Publicamos trechos do prefácio do livro "O que temos de mais caro (1988-1989)", sexto volume da série “L’Equipe” que reúne palestras e diálogos de Dom Luigi Giussani com os responsáveis dos universitários de CL
“O imperador se dirigiu aos cristãos dizendo: ‘Estranhos homens... dizei-me cristãos, abandonados pela maioria de vossos irmãos e chefes: o que tendes de mais caro no cristianismo?’” (Soloviev. O relato do Anticristo).
Escutar essa pergunta dirigida a nós nos balança agora da mesma maneira como tantos de nós foram balançados quando a ouvimos pela primeira vez pronunciada por Dom Giussani. Ainda mais, na medida em que cresceu em nós a consciência do seu alcance. Ela nos coloca nus diante de nós mesmos. É talvez a única pergunta que verdadeiramente nos coloca nus. Provavelmente porque cada um de nós sabe que, diante dela, não há como trapacear. E é inútil fingir: não é possível que nos escondamos atrás das coisas habituais que nos servem de álibi para não a olhar de frente.

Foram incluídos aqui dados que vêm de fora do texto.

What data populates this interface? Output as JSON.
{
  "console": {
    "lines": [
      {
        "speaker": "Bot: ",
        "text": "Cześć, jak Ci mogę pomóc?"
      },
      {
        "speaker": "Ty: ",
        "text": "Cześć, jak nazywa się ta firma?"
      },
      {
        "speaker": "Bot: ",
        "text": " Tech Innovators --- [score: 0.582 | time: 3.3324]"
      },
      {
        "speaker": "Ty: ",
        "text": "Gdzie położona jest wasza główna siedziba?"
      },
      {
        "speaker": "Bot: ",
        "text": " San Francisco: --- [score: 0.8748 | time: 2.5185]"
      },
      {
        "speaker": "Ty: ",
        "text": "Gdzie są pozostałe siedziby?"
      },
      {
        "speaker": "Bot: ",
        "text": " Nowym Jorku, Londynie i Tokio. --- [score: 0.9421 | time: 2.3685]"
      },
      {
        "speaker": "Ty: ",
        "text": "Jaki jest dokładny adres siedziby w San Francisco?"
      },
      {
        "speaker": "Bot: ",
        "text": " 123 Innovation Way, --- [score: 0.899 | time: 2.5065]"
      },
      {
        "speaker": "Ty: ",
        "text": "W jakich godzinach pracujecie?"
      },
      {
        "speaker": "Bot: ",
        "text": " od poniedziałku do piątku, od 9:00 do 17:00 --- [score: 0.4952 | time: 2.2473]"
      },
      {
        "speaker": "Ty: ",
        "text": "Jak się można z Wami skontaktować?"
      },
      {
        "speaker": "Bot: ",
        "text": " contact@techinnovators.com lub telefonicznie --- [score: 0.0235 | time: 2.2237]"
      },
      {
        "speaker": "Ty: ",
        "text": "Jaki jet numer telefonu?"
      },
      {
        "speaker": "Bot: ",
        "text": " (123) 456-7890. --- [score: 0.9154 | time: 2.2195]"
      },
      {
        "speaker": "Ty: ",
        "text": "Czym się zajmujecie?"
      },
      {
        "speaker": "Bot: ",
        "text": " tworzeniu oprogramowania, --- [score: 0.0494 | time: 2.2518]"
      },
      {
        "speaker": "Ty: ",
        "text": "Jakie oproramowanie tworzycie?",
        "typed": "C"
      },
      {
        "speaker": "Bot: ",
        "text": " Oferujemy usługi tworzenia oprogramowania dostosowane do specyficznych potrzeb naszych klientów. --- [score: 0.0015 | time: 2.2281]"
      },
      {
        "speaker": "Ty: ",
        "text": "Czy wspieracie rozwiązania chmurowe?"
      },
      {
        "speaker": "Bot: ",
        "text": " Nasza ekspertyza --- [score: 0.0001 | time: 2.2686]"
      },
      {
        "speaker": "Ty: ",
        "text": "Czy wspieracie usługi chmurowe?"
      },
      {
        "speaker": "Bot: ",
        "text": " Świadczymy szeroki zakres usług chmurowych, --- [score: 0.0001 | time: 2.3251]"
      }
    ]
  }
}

No entanto, nada nos coloca mais contra a parede – desafiando a nossa ambiguidade, perturbando a nossa tranquilidade, os nossos compromissos – do que a resposta do staretz João, no relato de Soloviev, escolhido por Dom Giussani como Cartaz de Páscoa em 1988: “Então, o staretz João ficou de pé e respondeu com doçura: ‘Grande soberano! O que temos de mais caro no cristianismo é o próprio Cristo. Cristo e tudo aquilo que vem d’Ele, porque sabemos que n’Ele habita corporalmente a plenitude da Divindade’”. Não são os valores, não é a ética, não são as obras, mas é o próprio Cristo.
1) No entanto, é preciso prestar atenção: não basta estar de acordo com o staretz para encerrar a partida, porque é possível estar de acordo sem ser provocado, como nos disse Dom Giussani: “Quando vocês leram as palavras do staretz ..., vocês estavam de acordo ..., porém aquilo que vocês leram não necessariamente os provocou. Para alguns, foi como ler um livro policial ou um romance. Para muitos, não foi uma provocação; foi como uma coisa óbvia, teoricamente óbvia, e não uma provocação” (p. 137).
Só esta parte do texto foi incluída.